Some 20 people have died since the protests began, according to Reuters, including both government supporters and members of the opposition.
The recent tumult began on Feb. 12 with a series of student-led protests against government economic policies, shortages of consumer goods and restrictions on the press. Opposition politicians later joined in, with López calling for “the exit” of the government in public appearances and on social media.
The administration of President Nicolás Maduro said those calls amounted to an attempt to overthrow the country’s constitutional order, and accused the United States of financing the opposition. The government arrested López on charges of fomenting violence.

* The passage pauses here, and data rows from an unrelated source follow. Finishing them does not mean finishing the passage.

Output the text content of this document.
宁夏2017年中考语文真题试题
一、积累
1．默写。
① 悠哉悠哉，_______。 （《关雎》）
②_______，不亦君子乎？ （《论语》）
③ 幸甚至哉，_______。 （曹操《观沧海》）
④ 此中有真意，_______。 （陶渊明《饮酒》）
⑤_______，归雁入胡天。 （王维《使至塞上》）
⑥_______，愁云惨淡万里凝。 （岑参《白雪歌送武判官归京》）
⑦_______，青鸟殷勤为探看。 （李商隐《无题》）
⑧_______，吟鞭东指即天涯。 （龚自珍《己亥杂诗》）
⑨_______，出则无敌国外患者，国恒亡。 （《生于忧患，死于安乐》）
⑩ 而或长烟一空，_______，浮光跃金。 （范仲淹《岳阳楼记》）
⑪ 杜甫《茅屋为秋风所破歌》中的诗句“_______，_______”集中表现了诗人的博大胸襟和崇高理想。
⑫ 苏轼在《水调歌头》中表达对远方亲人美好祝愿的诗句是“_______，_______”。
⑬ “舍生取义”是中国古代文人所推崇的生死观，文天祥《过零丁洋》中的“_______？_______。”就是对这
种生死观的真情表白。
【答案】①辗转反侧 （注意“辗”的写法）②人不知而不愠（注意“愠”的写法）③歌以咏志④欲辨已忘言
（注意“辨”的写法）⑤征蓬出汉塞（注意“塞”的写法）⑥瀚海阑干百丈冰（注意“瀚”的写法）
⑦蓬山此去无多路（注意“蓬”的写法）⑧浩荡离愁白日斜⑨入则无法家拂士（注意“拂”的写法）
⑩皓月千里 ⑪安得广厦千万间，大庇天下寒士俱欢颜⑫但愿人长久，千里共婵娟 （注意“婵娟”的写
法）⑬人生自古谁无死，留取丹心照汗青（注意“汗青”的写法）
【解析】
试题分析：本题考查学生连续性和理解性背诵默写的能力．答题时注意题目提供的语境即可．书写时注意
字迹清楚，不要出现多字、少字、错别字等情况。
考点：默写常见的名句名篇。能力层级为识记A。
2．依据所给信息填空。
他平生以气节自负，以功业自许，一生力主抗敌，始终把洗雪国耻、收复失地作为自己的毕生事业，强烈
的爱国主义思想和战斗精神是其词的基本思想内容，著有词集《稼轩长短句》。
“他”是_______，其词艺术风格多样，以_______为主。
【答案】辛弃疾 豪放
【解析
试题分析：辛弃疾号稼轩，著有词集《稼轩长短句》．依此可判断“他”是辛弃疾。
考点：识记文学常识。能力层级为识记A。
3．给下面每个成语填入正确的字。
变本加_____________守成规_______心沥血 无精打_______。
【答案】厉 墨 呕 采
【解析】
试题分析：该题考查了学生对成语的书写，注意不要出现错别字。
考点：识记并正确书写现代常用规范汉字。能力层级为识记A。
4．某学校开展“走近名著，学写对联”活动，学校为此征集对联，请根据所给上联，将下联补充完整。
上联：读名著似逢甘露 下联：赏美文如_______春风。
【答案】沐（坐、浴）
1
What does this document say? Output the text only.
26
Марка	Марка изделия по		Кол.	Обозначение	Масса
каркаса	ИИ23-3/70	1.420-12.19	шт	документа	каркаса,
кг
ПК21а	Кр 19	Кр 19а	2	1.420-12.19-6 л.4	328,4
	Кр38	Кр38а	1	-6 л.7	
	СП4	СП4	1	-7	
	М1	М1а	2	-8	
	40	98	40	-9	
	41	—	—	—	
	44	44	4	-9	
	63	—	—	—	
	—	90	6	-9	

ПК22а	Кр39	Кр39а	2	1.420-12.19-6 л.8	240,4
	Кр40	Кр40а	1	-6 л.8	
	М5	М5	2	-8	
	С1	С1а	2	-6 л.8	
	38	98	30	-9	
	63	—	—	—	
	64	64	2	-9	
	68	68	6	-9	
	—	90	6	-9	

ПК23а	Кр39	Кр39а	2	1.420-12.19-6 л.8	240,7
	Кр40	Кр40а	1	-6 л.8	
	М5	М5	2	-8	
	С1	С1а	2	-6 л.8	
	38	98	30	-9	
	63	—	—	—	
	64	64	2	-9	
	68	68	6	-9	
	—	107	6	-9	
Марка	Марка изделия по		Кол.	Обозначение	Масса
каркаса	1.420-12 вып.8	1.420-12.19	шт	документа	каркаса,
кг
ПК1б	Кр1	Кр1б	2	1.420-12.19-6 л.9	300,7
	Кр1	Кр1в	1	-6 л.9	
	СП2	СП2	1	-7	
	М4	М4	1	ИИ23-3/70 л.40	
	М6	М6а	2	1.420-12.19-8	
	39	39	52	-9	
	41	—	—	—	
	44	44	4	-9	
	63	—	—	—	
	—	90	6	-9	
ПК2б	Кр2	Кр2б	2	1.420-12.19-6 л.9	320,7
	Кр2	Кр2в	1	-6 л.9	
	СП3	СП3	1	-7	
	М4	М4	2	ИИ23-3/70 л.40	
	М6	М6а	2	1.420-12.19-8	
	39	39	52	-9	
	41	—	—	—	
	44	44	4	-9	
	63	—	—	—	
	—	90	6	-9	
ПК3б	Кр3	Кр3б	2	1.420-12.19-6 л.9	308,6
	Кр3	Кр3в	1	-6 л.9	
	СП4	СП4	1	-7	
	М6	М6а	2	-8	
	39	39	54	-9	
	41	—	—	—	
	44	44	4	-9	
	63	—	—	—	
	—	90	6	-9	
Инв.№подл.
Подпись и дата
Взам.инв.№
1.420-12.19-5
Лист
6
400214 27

Former President Hugo Chávez held the presidency from 1999 until his death last year. Campaigning as a champion of the poor and working class who used the profits from the state-owned oil company to expand social spending, he won four presidential elections and defeated a recall referendum. Maduro has struggled to retain Chávez’s broad appeal, however, winning the presidency in least year’s election by a thin margin of 50.7 percent to 49.1 percent.
Most of South America’s countries are currently governed by leftwing presidents allied with the socialist government started by Chavez and continued by Maduro. While several have lamented the situation in public comments, they have largely refrained from criticizing the government’s response.
Uruguayan President José “Pepe” Mujica, who was nominated for a Nobel Peace Prize for the last two years, offered to mediate the crisis. Venezuelan officials declined the offer, saying outside mediation was not necessary. Chilean President-elect Michelle Bachelet offered her support to Caracas during a televised interview on Thursday.
“It doesn’t seem appropriate that there can be violent actions aimed at destabilizing a democratically elected government,” Bachelet said. “When we assume control of the government, what we’re going to do is offer support to the government and people of Venezuela to truly search for democratic channels and social peace, so that Venezuelans themselves can find that path.”
Reluctance to condemn the Venezuelan government’s actions doesn’t just spring from political sympathy. In a region where U.S. intervention has repeatedly helped topple elected governments, many Latin American leftists take a hands-off approach when it comes to judging their neighbors’ internal affairs.